Gruesome images were recently shared online by Mariana Betsa, ambassador of Ukraine to Estonia, to document what is happening in Ukraine. She shared an image of the body of a three-year-old girl. Betsa said the girl had been raped. Ukrainian MP Lesia Vasylenko has also accused Russian soldiers of such crimes, claiming that: ‘Russian soldiers loot, rape and kill. Ten year old girls with vaginal and rectal tears. Women with swastika-shaped burns. Russia. Russian men did this. And Russian mothers raised them. A nation of immoral criminals,’ she said.
Even when the fighting does finish and these women are able to get the help they need, they are unlikely to find justice
Ukrainian women have shared their horrific tales with journalists and charities. Human Rights Watch has also been collecting stories from victims of sexual violence, including a woman who told them that ‘a Russian soldier had repeatedly raped her in a school in the Kharkiv region where she and her family had been sheltering on 13 March. She said that he beat her and cut her face, neck, and hair with a knife.’
Kateryna Cherepakha, president of La Strada Ukraine, a charity which supports sexual assault survivors, said they have received several calls from women and girls who have been attacked. ‘In most cases,’ she said, ‘it’s been impossible to help them physically. We haven’t been able to reach them because of the fighting.’
Even when the fighting does finish and these women are able to get the help they need, they are unlikely to find justice. In times of war, gender-based violence rarely gets the focus it deserves: while Jewish women were systematically targeted by the German military during the Holocaust, this pattern of rape was all too often denied or ignored by historians of world war two. Jewish, German and Soviet scholars all had different reasons for turning a blind eye to what had unfolded.
A similar silence followed the rape of thousands of women and girls by the Japanese Imperial Army in Nanjing (1937-1938) and the mass rape of civilians by the Red Army in its pursuit to liberate Europe in the dying days of world war two.
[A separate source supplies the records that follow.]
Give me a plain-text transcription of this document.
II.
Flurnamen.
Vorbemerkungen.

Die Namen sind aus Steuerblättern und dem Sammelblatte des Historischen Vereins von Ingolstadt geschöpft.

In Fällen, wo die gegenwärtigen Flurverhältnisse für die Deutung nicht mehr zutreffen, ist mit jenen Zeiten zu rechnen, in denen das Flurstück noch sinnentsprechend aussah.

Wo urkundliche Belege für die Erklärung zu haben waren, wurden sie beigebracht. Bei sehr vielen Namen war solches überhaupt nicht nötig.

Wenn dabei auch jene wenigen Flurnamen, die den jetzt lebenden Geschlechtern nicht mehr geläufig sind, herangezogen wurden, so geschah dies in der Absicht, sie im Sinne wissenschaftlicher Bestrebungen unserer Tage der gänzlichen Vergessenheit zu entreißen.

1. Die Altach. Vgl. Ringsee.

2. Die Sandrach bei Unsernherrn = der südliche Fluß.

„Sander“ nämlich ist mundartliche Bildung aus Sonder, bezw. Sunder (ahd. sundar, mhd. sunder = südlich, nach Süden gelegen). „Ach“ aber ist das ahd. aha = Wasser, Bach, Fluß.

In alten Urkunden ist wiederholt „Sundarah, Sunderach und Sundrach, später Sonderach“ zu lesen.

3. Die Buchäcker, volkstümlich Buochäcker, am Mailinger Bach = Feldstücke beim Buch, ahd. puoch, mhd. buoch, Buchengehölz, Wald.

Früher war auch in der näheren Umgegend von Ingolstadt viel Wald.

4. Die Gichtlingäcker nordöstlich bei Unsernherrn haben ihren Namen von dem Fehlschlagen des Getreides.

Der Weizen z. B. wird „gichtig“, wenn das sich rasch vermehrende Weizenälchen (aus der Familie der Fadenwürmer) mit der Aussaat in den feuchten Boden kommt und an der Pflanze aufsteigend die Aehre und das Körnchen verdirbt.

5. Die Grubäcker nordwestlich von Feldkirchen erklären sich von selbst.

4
In the aftermath of wars, women who have been attacked are concerned that in sharing the story of their trauma they may be rejected by their family and community, and will not be able to reintegrate or marry. Women can also fear retribution from attackers in conflict where perpetrators have been reintegrated into society.
Another reason for women remaining silent is that victims suffer extreme guilt for having survived and being held for rape, rather than executed. This has been well documented by Human Rights Watch in its harrowing report on sexual violence during the Rwandan conflict. The report also details the lingering concern surrounding widespread sexual health issues which can arise because of rape, as well as the fact that in several countries across the world abortion is illegal. This means that women often have to give birth to these children, who are viewed as ‘children of hate’. Some women subsequently abandon the babies, or commit infanticide; those who keep the children can cause deep divisions in the family and community.
In Ukraine, a number of women have come forward and bravely shared their stories, but not all women who have been attacked by Russians solders will feel able to. The tales emerging from Ukraine are horrifying but it is vital that the West does not turn a blind eye to what is happening. Only by encouraging these women to speak out will there be any hope of eventually holding the Russian state accountable for these terrible crimes.